How to Use This Tool

  1. Hash mode: enter the plaintext password, set the cost factor (12 recommended), click Hash. Copy the output for storage in your database.
  2. Verify mode: paste an existing bcrypt hash and the plaintext to check. The tool confirms whether they match without re-hashing at a different cost.

All computation runs in your browser using bcryptjs. Your password text is never transmitted anywhere.

## man bcrypt-hash

?> Why can't I just use SHA-256 with a salt for passwords?

SHA-256 with a salt prevents rainbow table attacks, but SHA-256 is still fast — a GPU computes ~10 billion SHA-256 hashes per second. A bcrypt hash at cost 12 takes ~300 ms, meaning an attacker gets roughly 3 hashes per second per GPU instead of billions. The salt alone does not compensate for the speed gap.

?> What cost factor should I use in 2024?
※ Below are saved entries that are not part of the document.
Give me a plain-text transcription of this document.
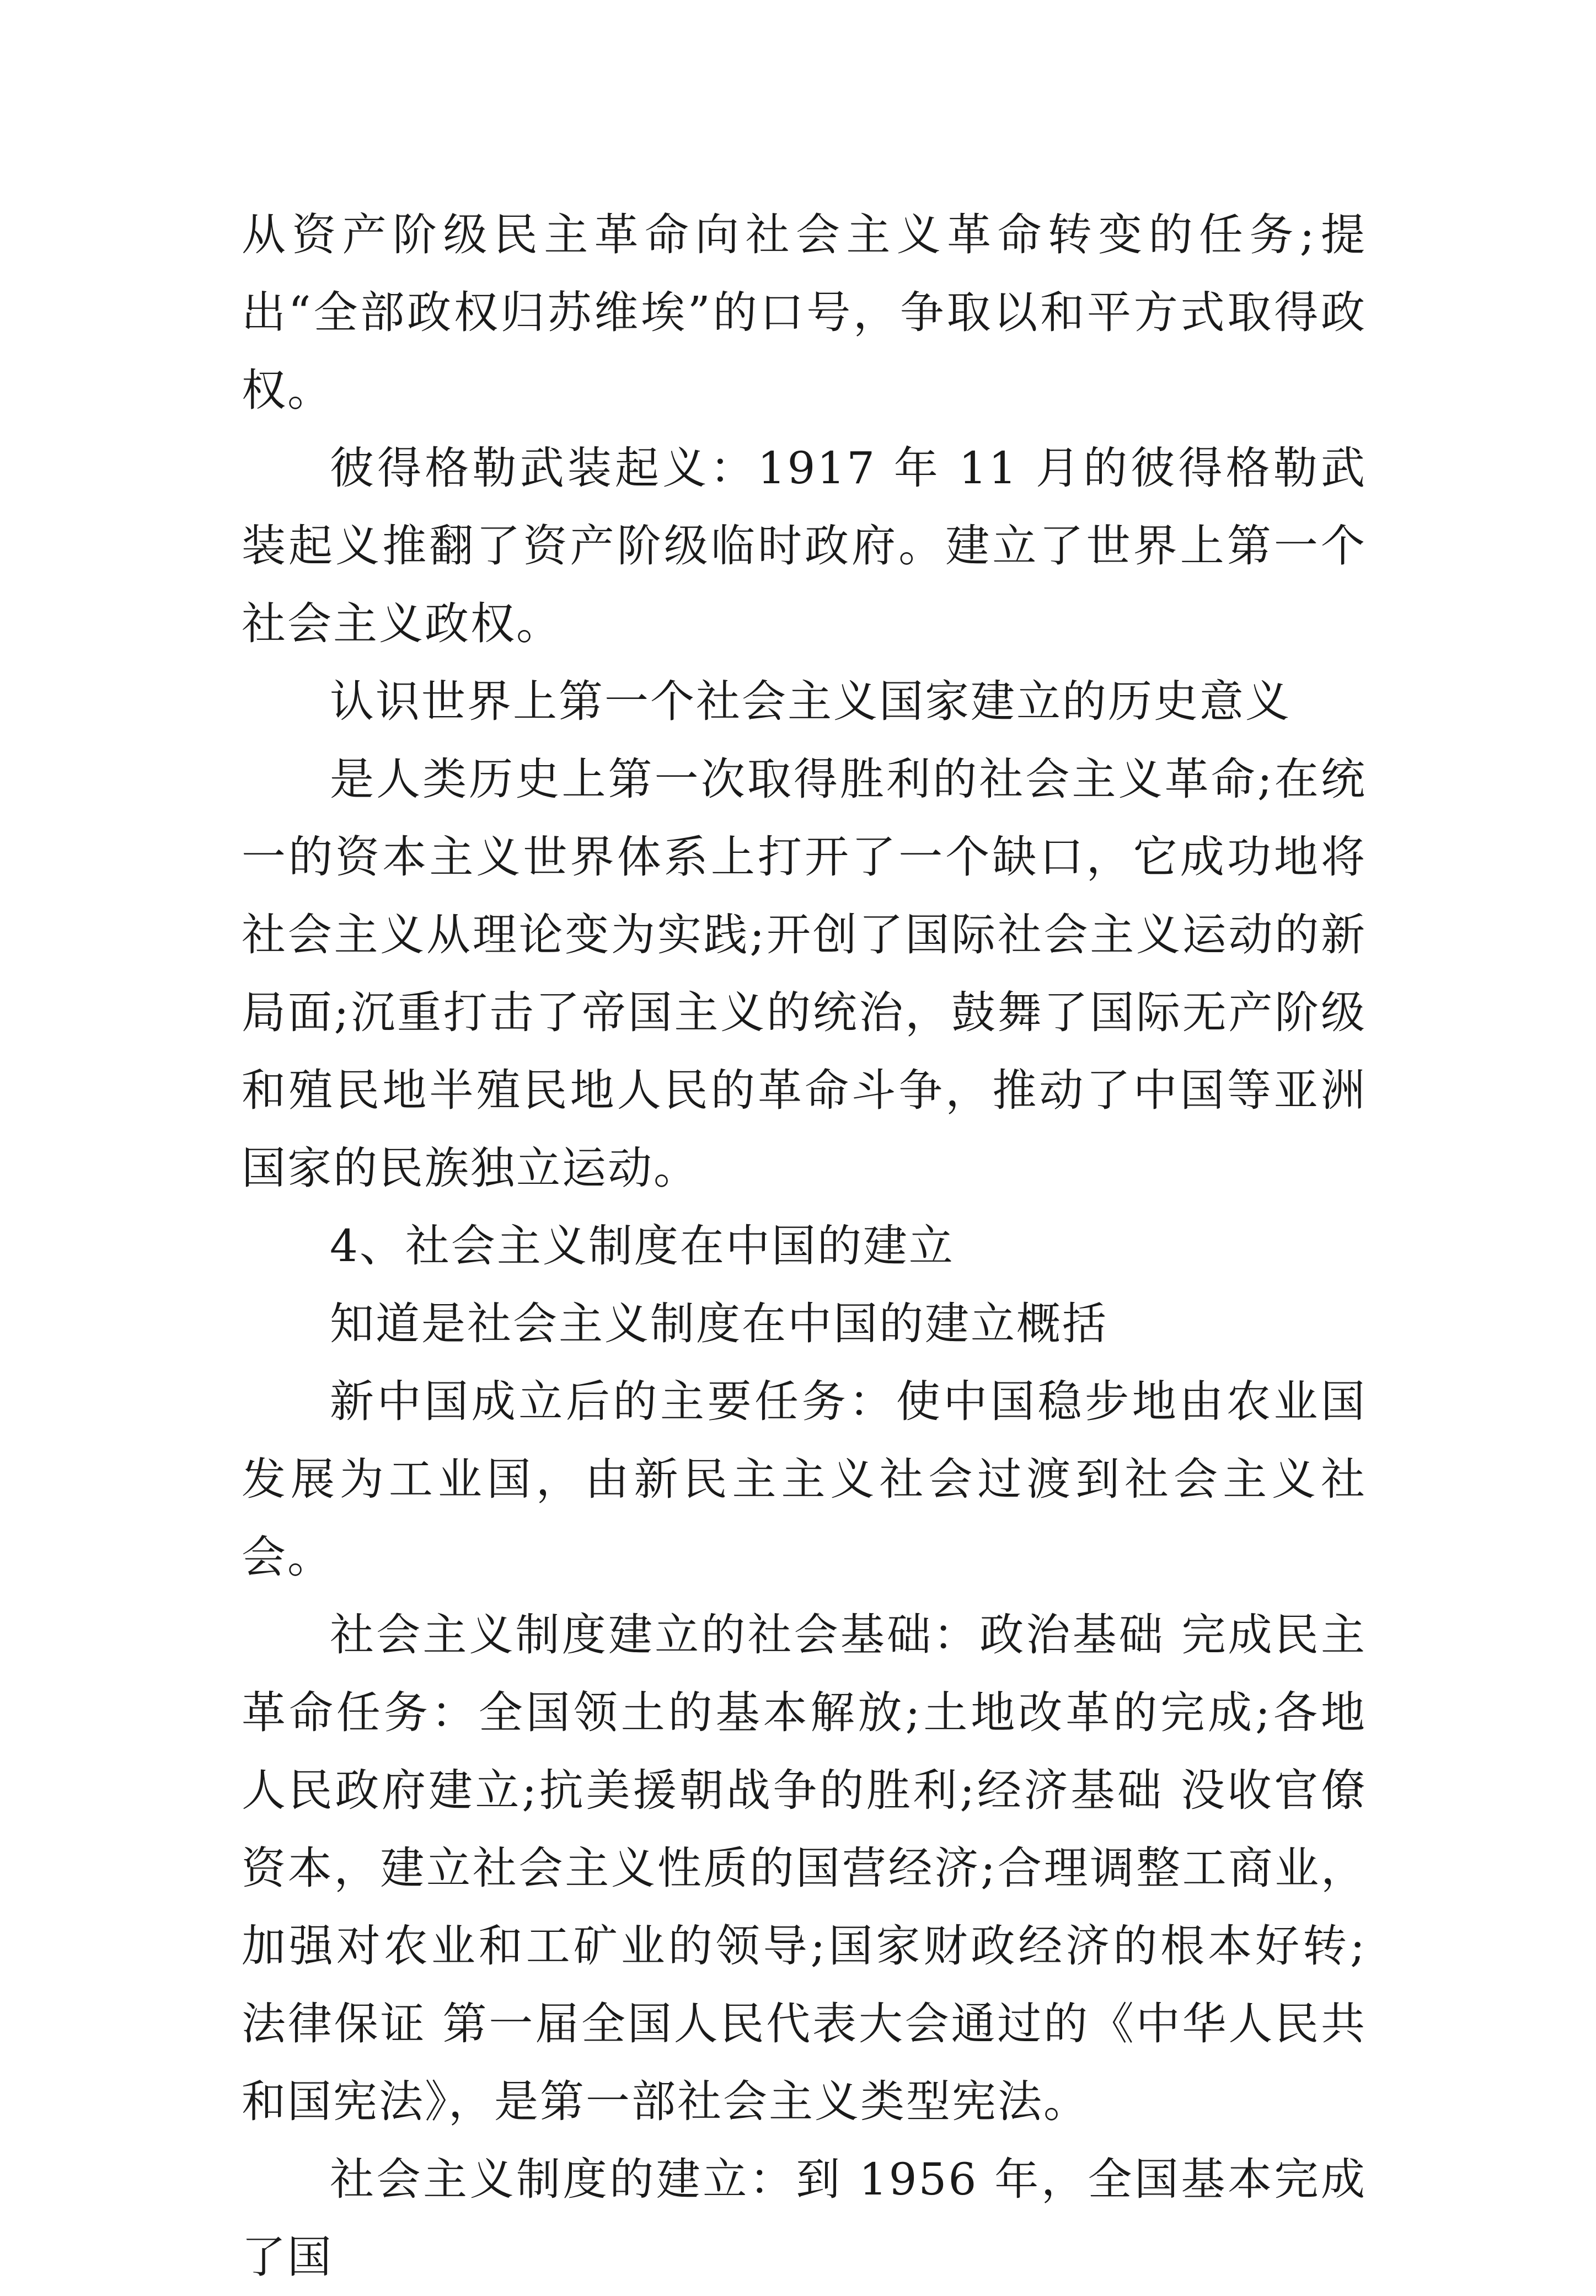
从资产阶级民主革命向社会主义革命转变的任务;提出“全部政权归苏维埃”的口号，争取以和平方式取得政权。

彼得格勒武装起义：1917 年 11 月的彼得格勒武装起义推翻了资产阶级临时政府。建立了世界上第一个社会主义政权。

认识世界上第一个社会主义国家建立的历史意义

是人类历史上第一次取得胜利的社会主义革命;在统一的资本主义世界体系上打开了一个缺口，它成功地将社会主义从理论变为实践;开创了国际社会主义运动的新局面;沉重打击了帝国主义的统治，鼓舞了国际无产阶级和殖民地半殖民地人民的革命斗争，推动了中国等亚洲国家的民族独立运动。

4、社会主义制度在中国的建立

知道是社会主义制度在中国的建立概括

新中国成立后的主要任务：使中国稳步地由农业国发展为工业国，由新民主主义社会过渡到社会主义社会。

社会主义制度建立的社会基础：政治基础 完成民主革命任务：全国领土的基本解放;土地改革的完成;各地人民政府建立;抗美援朝战争的胜利;经济基础 没收官僚资本，建立社会主义性质的国营经济;合理调整工商业，加强对农业和工矿业的领导;国家财政经济的根本好转;法律保证 第一届全国人民代表大会通过的《中华人民共和国宪法》，是第一部社会主义类型宪法。

社会主义制度的建立：到 1956 年，全国基本完成了国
Cost 12 is the current practical recommendation. Cost 10 was appropriate in 2011 when bcrypt was being widely adopted; hardware has improved by roughly a factor of 4–8 since then. The OWASP cheat sheet recommends a minimum of cost 10; cost 12 gives a comfortable safety margin. Re-hash passwords at login time if you upgrade cost — you cannot re-hash without the plaintext.

?> Does bcrypt work for encrypting data (not passwords)?

No. Bcrypt is a one-way hash function — there is no decryption operation. It is only appropriate for passwords and other secrets you need to verify but never retrieve in plaintext. For encrypting data you need to recover, use AES-256 with proper key management.

?> What is the 72-byte limit and should I worry about it?

Bcrypt silently truncates passwords at 72 bytes. For most users this is irrelevant — 72 bytes covers a 72-character ASCII password. If your application allows unusually long passwords or uses multibyte UTF-8 characters (Chinese, Arabic, emoji), a 72-byte cutoff could theoretically allow two different inputs to produce the same hash. The safe fix is to SHA-256 the password first and pass the hex output to bcrypt.